N.B. The first asterisk occupies the field indicating the database, while the second asterisk indicating the database tables.

In the case of the above command, access is granted to all the databases and related tables.

If, instead, the command says "db_users. *" full access is granted to the database called 'db_user' only. Similarly, if the command says "db_name.users" only the "users" table of the "db_users" database are granted access.

After this operation, an internal update of the privileges has to be be carried out. To do so, run the following command:

FLUSH PRIVILEGES;

MySQL privilege management

With the previous instruction, the new user was granted all permissions. However, the type of user permissions can also be specified.

  • ALL PRIVILEGES: allows full access to the database (or as indicated in the previous command, to the entire MySQL Server);
  • CREATE: allows the user to create new databases and tables;
  • DROP: allows the user to delete databases and tables;
  • DELETE: allows the user to delete records from the tables;
  • INSERT: allows the user to insert records into the tables;
  • SELECT: allows the user to query the databases to read their contents;
  • UPDATE: allows the user to modify the records present in the tables;
  • GRANT OPTION: allows the user to add or remove privileges to other users.
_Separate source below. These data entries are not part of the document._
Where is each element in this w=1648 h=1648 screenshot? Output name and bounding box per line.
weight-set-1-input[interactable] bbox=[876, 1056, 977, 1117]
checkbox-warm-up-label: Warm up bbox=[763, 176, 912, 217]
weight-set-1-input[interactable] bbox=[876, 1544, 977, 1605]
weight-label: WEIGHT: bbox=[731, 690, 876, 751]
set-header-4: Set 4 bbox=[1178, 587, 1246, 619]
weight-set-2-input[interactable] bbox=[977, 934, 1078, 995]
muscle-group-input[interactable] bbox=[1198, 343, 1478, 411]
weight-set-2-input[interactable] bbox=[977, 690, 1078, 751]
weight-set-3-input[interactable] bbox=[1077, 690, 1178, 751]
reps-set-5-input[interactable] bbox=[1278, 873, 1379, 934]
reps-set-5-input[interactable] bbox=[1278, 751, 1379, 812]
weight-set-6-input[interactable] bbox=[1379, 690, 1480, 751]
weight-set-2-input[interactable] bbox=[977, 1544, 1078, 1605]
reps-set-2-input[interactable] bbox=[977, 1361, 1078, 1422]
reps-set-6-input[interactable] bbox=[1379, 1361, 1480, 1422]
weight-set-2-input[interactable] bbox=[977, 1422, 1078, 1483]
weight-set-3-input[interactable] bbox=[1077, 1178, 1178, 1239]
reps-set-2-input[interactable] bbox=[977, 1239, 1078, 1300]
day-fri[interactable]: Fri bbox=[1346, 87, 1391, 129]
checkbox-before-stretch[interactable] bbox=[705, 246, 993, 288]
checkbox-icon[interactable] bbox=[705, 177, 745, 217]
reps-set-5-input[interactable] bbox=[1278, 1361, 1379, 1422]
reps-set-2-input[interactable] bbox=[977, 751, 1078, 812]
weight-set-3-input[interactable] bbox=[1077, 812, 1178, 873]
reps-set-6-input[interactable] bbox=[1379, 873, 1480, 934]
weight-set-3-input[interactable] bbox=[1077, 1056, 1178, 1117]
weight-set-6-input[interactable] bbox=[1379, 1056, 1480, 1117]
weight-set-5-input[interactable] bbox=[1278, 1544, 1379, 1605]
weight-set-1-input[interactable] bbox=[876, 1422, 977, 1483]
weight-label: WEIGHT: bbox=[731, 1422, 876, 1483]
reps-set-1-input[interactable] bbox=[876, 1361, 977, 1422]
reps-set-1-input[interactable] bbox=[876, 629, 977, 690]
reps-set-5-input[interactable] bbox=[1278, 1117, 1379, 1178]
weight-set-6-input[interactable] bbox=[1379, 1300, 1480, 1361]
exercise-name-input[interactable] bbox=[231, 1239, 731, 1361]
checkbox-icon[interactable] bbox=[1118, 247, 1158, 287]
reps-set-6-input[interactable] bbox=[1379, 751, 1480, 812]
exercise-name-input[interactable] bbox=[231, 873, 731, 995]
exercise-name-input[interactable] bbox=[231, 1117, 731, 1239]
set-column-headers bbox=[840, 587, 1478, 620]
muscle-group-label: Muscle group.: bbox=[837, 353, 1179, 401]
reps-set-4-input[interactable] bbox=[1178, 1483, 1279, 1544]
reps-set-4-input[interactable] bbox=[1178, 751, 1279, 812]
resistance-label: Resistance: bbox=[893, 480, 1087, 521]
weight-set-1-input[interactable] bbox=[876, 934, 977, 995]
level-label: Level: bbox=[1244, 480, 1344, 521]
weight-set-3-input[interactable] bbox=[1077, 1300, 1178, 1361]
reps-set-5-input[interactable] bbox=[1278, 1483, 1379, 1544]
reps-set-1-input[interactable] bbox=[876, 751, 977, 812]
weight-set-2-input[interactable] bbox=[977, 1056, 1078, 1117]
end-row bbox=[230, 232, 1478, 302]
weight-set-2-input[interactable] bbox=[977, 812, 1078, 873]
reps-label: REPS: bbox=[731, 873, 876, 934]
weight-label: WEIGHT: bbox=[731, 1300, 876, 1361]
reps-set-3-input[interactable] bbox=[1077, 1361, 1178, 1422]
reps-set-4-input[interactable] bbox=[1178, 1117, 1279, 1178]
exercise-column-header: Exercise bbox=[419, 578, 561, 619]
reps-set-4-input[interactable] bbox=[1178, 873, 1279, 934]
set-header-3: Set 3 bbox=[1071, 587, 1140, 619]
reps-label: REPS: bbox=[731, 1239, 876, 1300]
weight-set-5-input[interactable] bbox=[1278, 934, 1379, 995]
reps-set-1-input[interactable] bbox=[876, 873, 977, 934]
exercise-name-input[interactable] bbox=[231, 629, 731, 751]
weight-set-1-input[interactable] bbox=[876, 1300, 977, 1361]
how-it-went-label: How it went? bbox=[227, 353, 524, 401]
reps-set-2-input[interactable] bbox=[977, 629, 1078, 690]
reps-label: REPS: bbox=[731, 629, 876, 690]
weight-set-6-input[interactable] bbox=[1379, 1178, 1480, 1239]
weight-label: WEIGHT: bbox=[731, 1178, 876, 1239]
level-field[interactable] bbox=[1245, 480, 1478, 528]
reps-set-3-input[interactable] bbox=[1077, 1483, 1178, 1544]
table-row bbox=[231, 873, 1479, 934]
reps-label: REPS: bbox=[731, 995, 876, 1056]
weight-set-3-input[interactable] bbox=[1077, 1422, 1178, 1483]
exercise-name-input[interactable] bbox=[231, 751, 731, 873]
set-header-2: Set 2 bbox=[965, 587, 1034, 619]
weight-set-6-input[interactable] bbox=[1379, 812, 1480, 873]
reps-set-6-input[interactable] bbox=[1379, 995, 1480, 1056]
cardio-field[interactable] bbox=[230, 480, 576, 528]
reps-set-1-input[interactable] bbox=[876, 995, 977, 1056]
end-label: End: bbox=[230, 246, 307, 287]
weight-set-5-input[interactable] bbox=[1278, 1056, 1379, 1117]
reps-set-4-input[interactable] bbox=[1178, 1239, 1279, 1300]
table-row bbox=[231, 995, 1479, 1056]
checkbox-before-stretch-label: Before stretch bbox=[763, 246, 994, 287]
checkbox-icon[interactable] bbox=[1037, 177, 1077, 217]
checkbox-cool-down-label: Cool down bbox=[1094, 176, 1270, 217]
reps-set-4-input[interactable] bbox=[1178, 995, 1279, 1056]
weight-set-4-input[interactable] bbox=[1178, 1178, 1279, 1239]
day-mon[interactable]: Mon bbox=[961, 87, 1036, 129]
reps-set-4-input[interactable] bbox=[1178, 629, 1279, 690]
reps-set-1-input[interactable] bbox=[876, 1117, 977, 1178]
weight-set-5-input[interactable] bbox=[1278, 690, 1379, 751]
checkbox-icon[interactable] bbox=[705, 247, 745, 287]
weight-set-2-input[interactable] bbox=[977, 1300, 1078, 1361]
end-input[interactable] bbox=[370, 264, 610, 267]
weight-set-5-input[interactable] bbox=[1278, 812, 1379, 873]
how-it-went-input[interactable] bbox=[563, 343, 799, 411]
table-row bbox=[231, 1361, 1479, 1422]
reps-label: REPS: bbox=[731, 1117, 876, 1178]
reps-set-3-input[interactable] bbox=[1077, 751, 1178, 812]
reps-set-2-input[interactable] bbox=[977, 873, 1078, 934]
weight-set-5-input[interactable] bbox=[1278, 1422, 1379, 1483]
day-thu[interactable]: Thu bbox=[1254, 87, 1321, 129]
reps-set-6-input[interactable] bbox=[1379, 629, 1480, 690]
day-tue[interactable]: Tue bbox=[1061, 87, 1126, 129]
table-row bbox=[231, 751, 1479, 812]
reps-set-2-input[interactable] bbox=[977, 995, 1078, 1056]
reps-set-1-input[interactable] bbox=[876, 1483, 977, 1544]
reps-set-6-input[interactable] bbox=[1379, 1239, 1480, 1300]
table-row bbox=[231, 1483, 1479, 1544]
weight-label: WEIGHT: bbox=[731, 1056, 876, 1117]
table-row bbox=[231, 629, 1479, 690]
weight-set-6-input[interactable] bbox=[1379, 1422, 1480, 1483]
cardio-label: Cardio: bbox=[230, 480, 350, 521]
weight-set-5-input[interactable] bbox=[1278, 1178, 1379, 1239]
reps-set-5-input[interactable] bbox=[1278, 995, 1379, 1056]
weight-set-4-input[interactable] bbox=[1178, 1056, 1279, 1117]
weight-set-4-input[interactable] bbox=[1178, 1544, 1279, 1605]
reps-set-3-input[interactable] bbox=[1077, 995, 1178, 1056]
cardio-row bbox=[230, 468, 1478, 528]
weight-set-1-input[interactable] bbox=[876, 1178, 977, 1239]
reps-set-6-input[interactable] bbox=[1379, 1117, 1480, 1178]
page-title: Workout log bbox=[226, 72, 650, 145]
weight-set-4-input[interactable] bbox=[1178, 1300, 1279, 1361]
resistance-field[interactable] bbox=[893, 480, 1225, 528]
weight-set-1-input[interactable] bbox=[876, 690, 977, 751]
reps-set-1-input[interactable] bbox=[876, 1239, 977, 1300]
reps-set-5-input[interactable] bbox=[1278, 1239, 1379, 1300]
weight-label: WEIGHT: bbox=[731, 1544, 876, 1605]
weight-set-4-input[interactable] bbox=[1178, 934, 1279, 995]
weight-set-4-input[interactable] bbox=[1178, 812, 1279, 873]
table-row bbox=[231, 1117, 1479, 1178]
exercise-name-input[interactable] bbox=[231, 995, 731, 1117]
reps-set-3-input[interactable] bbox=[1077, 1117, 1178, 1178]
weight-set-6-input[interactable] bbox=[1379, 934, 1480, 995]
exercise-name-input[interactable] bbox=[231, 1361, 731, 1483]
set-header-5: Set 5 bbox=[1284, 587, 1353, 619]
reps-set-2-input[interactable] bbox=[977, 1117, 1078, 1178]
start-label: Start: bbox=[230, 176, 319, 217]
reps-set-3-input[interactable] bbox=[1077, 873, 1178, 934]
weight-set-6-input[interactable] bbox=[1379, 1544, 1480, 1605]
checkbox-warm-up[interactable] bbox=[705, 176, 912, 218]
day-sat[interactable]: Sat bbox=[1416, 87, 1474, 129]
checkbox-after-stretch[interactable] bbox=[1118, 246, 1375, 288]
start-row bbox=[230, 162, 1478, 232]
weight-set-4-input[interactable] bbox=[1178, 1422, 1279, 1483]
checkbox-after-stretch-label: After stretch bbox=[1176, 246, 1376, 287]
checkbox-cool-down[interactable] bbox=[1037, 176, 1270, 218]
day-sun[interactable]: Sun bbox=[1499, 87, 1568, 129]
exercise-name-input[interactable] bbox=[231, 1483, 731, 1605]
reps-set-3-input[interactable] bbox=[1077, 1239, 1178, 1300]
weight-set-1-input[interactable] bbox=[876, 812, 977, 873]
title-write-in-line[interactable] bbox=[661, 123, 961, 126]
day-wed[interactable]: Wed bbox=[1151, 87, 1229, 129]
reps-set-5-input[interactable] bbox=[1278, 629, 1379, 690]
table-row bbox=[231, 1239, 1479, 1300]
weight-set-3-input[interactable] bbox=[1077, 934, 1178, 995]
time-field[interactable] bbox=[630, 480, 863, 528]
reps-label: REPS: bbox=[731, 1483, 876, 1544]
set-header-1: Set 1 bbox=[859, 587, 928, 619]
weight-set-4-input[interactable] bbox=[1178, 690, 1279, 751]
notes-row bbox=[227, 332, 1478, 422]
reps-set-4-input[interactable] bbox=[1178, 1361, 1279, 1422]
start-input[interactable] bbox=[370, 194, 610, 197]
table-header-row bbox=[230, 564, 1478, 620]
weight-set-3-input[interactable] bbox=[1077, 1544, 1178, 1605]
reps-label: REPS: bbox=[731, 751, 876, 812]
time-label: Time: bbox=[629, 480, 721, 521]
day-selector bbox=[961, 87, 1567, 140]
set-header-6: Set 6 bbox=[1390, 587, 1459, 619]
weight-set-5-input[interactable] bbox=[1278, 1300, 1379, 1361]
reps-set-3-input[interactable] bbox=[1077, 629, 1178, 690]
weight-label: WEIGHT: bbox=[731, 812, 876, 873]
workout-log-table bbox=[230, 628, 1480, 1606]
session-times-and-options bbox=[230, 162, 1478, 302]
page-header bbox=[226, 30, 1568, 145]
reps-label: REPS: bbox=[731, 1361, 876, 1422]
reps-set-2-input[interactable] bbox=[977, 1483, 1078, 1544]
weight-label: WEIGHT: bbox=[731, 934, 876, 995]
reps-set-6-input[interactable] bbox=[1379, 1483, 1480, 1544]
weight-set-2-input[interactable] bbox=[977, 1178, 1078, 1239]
In short, to grant permissions to a user, use the GRANT command with the following syntax:

GRANT permission ON database.table TO ‘username’ @'localhost’;

Where:

  • permission: indicates the type of permission to grant to the user (choosing from those listed above);
  • database: indicates the database on which the user can act;
  • table: indicates the database table on which the user can act;
  • username: is the name of the user to grant permission to.

To revoke certain permissions for a specific user, use the REVOKE command:

REVOKE permission ON database.table FROM ‘username’ @‘localhost’;

Deleting a MySQL user

To delete a user so that he/she can no longer access the MySQL database, use the DROP USER command:

DROP USER ‘username’ @‘localhost’;

To verify that the user has no longer the permissions to log in, test the connection to MySQL with the command:

mysql -u ‘username’ -p

Where 'username' is precisely the name of the user previously deleted.

MySQL user access

Conclusion

In this tutorial, after showing how to install MySQL on your Ubuntu 18.04 server, it has been illustrated how to create and delete MySQL users who can access databases and tables with different read and write privileges.

Remember that in case you have no backup, any change applied on the databases is irreversible. So, pay close attention to the types of permissions you provide, to each user through the grant and revoke commands to allow access to your MySQL Server.